My wife and I visited Morningstar Marketplace Saturday.
We hadn’t been since at least last year, but I have a back pack that lost a clip on its waist strap, and I remembered there was a display at that particular market that probably would have it. So off we went.
Morningstar is on U.S. 30, about a mile east of the Thomasville airport.
It’s a combination farmers market and flea market. The selection of stuff for sale is amazing. Along the drive into the parking area is a selection of sheds, pergolas and other wood yard furniture. Elsewhere are myriad displays, in the large building, or outside in booths, under tents or parked in the open — like the couple selling jewelry from the hood of their 1991 Buick Regal. Stuff on tables, in bins or sorted (sometimes unsorted) into cardboard boxes.
The offerings cover everything from flowers — live and cut — to ax and plow handles. Toys and tools. Mauls and wrought iron hangers. Peaches, apples, asparagus, cabbage, and numerous other examples of farm produce in season — or at least in demand. Antiques, some actually old, and a framed poster from Sandra Bullock’s movie, The Blind Side.
I found a camera tripod I didn’t need, but just had to have. It’s like a tool set my wife has that on first glance looks like a hammer. But you unscrew the “cap” at the end of the handle and you’ve got a screwdriver. Unscrew the cap on that handle and there’s a smaller screwdriver.
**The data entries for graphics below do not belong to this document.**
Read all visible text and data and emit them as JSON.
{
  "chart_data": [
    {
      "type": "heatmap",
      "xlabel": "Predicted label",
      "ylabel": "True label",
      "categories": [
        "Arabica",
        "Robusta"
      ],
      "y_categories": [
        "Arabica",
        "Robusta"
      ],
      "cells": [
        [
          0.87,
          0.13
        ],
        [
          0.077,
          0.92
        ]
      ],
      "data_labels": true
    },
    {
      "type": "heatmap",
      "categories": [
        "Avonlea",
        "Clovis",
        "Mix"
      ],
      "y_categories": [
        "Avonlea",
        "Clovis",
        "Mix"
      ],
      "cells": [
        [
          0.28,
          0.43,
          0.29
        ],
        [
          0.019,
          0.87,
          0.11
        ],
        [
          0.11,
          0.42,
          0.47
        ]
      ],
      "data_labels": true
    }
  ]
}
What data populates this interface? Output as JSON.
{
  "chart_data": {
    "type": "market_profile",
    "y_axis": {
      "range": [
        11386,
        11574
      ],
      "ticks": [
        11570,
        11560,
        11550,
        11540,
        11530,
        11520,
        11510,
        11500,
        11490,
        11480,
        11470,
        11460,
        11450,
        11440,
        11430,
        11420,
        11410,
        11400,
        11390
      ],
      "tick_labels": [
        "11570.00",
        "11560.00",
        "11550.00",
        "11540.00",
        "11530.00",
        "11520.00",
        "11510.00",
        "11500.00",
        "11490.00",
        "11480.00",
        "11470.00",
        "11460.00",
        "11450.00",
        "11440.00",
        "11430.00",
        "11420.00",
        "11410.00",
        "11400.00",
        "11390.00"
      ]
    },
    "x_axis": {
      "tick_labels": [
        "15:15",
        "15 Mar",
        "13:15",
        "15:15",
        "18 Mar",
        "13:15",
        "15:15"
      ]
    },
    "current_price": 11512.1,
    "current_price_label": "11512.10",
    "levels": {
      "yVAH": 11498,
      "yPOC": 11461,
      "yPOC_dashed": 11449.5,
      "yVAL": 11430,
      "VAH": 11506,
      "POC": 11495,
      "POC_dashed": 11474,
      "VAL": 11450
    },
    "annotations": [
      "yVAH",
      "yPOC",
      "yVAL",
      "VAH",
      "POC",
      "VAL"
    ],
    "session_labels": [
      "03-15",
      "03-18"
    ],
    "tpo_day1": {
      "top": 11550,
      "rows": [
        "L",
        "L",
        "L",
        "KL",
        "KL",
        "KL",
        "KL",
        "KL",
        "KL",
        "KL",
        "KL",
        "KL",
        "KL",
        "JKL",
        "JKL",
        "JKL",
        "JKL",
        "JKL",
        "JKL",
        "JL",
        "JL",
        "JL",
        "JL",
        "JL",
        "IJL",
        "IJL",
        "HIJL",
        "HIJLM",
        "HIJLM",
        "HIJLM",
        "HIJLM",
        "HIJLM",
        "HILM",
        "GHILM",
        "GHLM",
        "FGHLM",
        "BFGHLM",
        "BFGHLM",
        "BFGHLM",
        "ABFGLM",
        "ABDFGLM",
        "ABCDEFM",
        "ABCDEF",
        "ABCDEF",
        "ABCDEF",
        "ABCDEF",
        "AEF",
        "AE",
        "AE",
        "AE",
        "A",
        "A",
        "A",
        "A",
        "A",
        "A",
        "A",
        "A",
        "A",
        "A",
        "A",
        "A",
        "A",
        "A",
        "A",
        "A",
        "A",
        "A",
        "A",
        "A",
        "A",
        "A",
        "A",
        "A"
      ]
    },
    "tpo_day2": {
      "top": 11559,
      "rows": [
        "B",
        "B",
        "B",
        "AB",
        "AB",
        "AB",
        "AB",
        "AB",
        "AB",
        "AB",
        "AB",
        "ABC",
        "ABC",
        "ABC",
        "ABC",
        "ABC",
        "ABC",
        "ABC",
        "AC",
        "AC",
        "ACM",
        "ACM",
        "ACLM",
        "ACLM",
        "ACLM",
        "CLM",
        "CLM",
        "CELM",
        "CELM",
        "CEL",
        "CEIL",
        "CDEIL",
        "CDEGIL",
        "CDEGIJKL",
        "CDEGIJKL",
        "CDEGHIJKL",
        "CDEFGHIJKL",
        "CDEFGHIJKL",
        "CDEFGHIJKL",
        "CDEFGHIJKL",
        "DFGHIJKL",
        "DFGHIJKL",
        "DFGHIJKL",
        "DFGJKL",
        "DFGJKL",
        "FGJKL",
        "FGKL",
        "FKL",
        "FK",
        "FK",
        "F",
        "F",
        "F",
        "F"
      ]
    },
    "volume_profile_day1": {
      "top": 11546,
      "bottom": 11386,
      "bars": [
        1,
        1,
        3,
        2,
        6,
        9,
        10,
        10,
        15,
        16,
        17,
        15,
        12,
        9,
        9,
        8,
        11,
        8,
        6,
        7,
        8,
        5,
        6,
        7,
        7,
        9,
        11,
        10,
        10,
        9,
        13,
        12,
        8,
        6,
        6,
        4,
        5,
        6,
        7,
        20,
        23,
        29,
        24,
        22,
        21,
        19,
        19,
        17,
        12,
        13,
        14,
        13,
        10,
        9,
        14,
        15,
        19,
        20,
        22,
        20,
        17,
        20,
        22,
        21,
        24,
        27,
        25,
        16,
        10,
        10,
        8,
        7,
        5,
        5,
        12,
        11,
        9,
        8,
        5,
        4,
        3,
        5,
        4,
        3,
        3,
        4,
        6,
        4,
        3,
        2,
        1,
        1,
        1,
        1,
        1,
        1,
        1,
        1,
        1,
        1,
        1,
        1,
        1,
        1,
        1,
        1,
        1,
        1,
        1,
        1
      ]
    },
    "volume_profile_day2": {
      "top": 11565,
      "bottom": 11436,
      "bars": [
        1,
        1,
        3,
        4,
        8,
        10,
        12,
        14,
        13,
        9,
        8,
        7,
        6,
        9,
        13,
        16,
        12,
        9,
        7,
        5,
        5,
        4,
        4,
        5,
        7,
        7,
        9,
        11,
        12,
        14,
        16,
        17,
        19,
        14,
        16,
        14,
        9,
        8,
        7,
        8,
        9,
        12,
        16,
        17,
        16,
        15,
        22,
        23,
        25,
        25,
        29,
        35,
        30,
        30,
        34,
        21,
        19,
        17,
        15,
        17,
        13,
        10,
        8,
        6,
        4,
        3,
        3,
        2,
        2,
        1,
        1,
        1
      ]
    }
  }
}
The camera tripod was like that. At first glance, it was a monopod — a single leg about 10 inches long, with a screw on top. Inside the was another leg, and a third inside that. And finally, a remote shutter plunger that old film cameras once used to press the shutter button without bouncing the camera.
I found a booth where the owner did not, at first, want me taking pictures. Her husband does the wood carving, and she does the painting — and some people, she has discovered, take pictures of things they like and get someone else to copy them for less money or to sell in another booth. Tacky.
I’ll say this: her paintings were pretty nice, in frames, on a handmade chest, on doorknob hangers.
A few booths away I found a guy re-caning a chair, and I learned that rattan is a grass that looks a bit like bamboo, except it’s not hollow. For woven chair seats, the skin is peeled off and stripped into a lace. The core then can be steamed and bent into shaped frames for chairs and other furniture.
Apparently, some people confuse rattan with wicker. They are different materials. And chair “caning,” the fellow emphasized, is a style, not the material.
We spent a few hours wandering among the offerings, past several “restaurants,” a coin dealer, and a couple of candy stands.
We picked up some apples, peaches, bell peppers and bananas.
And yes, I found the clips I wanted, three for a buck.
It’s an enjoyable way to spend a Saturday morning while finding some fresh groceries — and that trinket you didn’t know existed, but discover you cannot do without.